Hu, Meng-Xin, Niu, Hong-Mei, Chen, Xian-Lin, Zhan, Hua-Bao
Colloids and surfaces 2019 v.564 pp. 142-151
cellulose, coagulation, colloids, hydrophilicity, lard, microfiltration, nanoemulsions, peanut oil, porosity, separation, temperature, wastewater, wastewater treatment
Nanoemulsions are highly stable in the solutions. Separation of nanoemulsions is the most intractable problem in the wastewater treatment. The development of a low-cost, high-performance, bio-based membrane has been attempted to treat oily wastewater containing oil/water nanoemulsions.
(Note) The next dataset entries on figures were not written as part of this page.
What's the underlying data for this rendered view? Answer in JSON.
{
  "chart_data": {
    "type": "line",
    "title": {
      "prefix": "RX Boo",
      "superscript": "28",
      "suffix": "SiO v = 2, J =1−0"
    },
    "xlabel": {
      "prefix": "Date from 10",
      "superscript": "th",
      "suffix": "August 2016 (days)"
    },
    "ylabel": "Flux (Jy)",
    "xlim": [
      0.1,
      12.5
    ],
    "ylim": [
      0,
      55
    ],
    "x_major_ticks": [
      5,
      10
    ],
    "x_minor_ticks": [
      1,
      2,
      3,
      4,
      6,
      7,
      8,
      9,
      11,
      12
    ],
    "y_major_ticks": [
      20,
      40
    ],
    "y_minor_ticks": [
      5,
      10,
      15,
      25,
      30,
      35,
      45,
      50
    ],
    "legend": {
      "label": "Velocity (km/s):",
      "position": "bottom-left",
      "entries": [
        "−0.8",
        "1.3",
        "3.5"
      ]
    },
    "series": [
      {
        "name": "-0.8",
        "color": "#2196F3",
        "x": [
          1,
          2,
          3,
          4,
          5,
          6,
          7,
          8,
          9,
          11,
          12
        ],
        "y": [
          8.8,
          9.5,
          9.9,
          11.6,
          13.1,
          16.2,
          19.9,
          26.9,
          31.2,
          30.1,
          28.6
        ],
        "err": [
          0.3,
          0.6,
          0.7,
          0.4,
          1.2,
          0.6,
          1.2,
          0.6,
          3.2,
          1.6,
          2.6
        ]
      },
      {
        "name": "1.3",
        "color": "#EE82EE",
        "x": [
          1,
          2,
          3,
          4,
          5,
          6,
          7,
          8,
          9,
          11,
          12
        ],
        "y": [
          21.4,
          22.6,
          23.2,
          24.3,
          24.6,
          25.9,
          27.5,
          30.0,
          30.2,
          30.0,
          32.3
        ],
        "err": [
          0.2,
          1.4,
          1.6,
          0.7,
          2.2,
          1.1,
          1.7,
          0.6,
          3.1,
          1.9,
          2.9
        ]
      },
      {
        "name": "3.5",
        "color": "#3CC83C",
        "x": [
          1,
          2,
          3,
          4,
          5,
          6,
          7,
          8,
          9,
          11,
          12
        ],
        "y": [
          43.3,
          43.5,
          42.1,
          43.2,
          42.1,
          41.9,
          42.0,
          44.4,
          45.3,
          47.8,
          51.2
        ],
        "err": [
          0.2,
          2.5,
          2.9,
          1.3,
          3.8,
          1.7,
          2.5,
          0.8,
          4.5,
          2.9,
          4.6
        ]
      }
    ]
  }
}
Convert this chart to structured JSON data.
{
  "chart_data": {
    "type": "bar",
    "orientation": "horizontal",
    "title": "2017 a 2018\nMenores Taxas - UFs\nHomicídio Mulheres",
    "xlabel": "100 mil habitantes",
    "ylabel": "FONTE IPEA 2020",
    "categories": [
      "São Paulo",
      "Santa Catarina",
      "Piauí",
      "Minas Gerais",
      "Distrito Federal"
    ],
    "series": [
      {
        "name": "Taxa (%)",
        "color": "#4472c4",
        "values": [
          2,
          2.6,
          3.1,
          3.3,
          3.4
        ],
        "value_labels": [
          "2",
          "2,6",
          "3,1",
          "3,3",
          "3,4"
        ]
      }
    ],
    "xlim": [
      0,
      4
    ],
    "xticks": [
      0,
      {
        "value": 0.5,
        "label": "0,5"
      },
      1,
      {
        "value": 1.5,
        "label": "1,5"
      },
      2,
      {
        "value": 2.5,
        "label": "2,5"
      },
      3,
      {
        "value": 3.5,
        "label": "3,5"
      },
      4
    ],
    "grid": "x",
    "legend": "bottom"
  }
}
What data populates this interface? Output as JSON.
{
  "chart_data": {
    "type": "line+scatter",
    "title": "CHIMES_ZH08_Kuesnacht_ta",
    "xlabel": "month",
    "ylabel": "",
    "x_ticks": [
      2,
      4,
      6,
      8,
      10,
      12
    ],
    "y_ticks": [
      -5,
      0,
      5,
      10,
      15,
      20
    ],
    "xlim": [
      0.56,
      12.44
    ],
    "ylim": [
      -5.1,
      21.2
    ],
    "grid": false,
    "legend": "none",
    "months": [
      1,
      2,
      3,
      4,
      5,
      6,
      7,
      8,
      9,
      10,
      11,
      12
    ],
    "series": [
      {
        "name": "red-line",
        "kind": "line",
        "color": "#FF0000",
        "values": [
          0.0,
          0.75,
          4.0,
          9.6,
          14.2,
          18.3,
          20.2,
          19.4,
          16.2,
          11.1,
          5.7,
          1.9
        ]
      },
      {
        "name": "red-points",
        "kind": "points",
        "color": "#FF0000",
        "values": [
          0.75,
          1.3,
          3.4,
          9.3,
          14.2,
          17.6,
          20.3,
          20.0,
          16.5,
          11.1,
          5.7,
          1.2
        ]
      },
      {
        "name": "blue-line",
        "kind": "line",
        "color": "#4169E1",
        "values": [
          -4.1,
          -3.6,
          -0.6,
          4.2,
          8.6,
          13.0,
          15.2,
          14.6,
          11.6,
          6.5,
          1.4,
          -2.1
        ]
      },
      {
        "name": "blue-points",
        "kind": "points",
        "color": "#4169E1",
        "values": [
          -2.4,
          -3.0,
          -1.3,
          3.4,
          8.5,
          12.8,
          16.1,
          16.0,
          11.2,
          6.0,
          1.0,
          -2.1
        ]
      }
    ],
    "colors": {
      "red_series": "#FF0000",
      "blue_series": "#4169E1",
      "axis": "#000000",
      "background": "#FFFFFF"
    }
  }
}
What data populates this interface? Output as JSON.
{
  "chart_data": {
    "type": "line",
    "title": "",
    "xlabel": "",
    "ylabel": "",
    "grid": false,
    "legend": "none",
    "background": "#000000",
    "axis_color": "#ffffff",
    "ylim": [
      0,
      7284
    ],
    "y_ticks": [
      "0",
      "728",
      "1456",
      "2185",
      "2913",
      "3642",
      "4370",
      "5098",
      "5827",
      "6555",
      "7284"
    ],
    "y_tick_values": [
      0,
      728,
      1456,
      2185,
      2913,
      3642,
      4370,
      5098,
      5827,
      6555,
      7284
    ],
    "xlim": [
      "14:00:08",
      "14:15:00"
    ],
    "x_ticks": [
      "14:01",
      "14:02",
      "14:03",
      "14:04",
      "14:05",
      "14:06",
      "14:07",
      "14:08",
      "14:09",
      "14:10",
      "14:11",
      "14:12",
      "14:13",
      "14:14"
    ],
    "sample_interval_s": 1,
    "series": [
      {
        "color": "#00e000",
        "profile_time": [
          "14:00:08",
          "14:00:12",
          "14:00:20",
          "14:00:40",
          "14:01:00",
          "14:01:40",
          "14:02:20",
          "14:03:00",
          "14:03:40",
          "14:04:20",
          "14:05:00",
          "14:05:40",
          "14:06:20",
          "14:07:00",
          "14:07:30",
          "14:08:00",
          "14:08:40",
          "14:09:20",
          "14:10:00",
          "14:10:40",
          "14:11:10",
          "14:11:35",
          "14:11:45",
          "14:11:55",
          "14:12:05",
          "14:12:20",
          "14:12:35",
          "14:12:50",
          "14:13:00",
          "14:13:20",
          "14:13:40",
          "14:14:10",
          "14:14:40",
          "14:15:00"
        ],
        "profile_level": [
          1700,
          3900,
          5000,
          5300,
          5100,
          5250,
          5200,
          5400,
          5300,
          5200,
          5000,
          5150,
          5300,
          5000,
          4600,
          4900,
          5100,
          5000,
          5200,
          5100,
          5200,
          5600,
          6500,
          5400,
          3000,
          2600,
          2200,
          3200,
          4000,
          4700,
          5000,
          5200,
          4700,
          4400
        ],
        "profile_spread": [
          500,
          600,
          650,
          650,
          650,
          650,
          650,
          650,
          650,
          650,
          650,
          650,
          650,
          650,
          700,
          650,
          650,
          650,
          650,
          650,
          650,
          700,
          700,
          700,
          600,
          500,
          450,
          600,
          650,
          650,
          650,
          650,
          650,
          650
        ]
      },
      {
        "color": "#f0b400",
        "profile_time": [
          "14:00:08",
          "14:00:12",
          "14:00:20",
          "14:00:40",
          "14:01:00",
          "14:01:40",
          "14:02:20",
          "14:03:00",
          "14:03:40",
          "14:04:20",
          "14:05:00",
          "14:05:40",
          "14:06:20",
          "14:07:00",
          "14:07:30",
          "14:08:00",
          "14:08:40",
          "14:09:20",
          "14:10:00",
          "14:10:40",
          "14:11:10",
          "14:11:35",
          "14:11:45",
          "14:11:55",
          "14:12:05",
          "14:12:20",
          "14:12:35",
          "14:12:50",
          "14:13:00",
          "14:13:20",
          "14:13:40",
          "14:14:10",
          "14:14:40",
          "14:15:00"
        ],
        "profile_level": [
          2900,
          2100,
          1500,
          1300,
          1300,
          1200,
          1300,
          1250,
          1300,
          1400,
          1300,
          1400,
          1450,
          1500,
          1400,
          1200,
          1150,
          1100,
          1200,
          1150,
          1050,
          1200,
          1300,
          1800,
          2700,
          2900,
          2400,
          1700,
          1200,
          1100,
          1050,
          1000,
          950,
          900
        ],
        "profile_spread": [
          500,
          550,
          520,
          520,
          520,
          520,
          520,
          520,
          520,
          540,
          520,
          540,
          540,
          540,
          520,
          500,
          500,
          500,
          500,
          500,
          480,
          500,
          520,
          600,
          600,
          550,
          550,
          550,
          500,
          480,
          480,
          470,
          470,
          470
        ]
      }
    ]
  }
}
In this work, cellulose microfiltration membrane with inherent hydrophilic and underwater oleophobic behaviors were prepared by thermally induced phase separation (TIPS) using a lower critical solution temperature (LCST) system. High coagulation temperature enables rapid phase separation and prepares membrane with big pore size and loose pore structure, mainly controlled by the LCST-TIPS process. With the increase in the coagulation temperature from 10 °C to 50 °C, the water flux of cellulose membranes increased 7 times. Inherent hydrophilic and underwater oleophobic behaviors of cellulose makes the prepared cellulose microfiltration membranes displaying high efficiency in separation of oil/water nanoemulsions, including the lard and the food wastewater nanoemulsions with drop size in the range of 6–60 nm. Oil rejections are about higher than 99% to the peanut oil and the pump oil nanoemulsion and higher than 98% for the lard and the food wastewater nanoemulsions. These results demonstrate that the cellulose microfiltration membranes can be used for oil/water nanoemulsions separation in a green, economical, and efficient way.